The Libya Intervention
The WMD story blew up in the neocons’ face shortly after the war, but by that time they had already succeeded in their plan to reshape the Middle East. But for the would-be controllers of public opinion, a valuable lesson was learned: “Human rights” and “protecting the innocent” is a more effective lie to sell to the public to motivate them for war. So when it came time to sell the war on Libya to the public, the UN-backed, NATO-led aggressors once again donned the cloak of “human rights” by turning to none other than the UN’s Human Rights Council.
The process that launched the intervention was begun by a coalition of 70 non-governmental organizations, which issued a joint letter urging the UN to suspend Libya from the Human Rights Council and for the Security Council to invoke the so-called “responsibility to protect” principle in protecting the Libyan people from alleged atrocities being committed by the Libyan government.
In a special session on the issue on February 25th, 2011, the UN Human Rights Council adopted a resolution affirming the NGOs’ recommendations. The resolution was adopted without a vote.
The Security Council immediately passed resolutions 1970 and 1973, authorizing the establishment of a “no-fly zone on Libyan military aviation” for the “protection of civilians” and the “delivery of humanitarian assistance.” Three days later, using the resolution as its justification, the US, UK and France began bombing the population of Libya.
Meanwhile, the International Criminal Court’s Chief Prosecutor, Luis Moreno-Ocampo, began working on the legal basis for the invasion. He drafted the request for the Court’s judges to issue an arrest warrant for Gaddafi for crimes against humanity. Although NATO forces were already engaged in an invasion of the country on the basis of undocumented allegations by a group of NGOs, Moreno-Ocampo’s request was not issued until May 16th.
On June 28th, the day after the judges agreed to issue the warrant, Moreno-Ocampo participated in a press conference in which one reporter asked about the evidence that Gaddafi had ever engaged in the atrocities he was accused of.
LUIS MORENO-OCAMPO: I advise you to read the application of the prosecutor’s office. Many pages. I think it was 77 pages. We describe in detail the facts. Most of it is public and the judges also decided on the evidence. So of course we are prosecutors and judges, so we rely on facts, so we prove the crimes. That’s what we did.

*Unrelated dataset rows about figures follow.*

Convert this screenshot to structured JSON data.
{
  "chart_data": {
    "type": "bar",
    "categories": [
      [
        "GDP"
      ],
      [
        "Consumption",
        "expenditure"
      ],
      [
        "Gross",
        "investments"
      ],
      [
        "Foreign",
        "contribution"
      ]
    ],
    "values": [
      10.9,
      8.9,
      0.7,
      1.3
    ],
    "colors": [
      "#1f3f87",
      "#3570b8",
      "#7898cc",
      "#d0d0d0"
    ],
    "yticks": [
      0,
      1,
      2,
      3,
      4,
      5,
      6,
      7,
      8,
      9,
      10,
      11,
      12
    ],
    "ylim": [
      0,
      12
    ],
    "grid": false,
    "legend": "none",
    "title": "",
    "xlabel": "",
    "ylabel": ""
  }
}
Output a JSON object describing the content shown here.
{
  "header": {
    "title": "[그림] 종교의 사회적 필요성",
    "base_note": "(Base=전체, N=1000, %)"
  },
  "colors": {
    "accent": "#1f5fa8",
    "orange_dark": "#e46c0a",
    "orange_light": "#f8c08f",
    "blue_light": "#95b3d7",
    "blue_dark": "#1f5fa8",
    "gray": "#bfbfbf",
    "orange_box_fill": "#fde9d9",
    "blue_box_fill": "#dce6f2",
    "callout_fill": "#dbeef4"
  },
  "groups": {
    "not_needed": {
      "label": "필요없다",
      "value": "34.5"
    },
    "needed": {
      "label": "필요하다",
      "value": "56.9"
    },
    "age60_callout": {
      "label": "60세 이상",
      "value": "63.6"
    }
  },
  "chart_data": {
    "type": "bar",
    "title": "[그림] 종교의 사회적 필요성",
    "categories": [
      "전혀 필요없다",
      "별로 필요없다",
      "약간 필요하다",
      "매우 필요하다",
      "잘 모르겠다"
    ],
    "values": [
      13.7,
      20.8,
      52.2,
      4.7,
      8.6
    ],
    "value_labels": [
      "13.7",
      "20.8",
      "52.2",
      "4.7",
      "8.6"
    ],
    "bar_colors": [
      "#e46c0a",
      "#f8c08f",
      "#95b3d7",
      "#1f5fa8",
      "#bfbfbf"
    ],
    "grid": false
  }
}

Although the document that Moreno-Ocampo urges the public to read to understand the evidence of Gaddafi’s crimes is indeed public, and is 77 pages long, the version made available to the public has been heavily redacted. In fact, of the 77 pages, 54 of them have been redacted, comprising the entire section of the document dealing with the evidence for the charges themselves.
The most sickening part of this war lie is just how obvious it was. No one involved in this charade cared about the well-being of the Libyan people. Not the press, not the politicians, not the ICC prosecutors. And as a result, today, seven years after the destruction of Libya at the hands of the United Nations-sanctioned NATO “saviours,” open-air slave markets are running in the country that the human rights crusaders once pretended to care about.
False flags. Provocateur conflicts. Fake news and fake human rights crusades. Throughout the last century, a host of methods have been employed to keep the public playing the military-industrial complex’s game. And over that century, the blood of untold millions has flowed as a direct result of these war lies.
Truth is the first casualty of war, as they say. But if we desire peace, then we must confront the liars with our knowledge of these war lies. And armed with this truth, the public finally stands a chance of stopping the next war before the warmongers can conjure it into existence.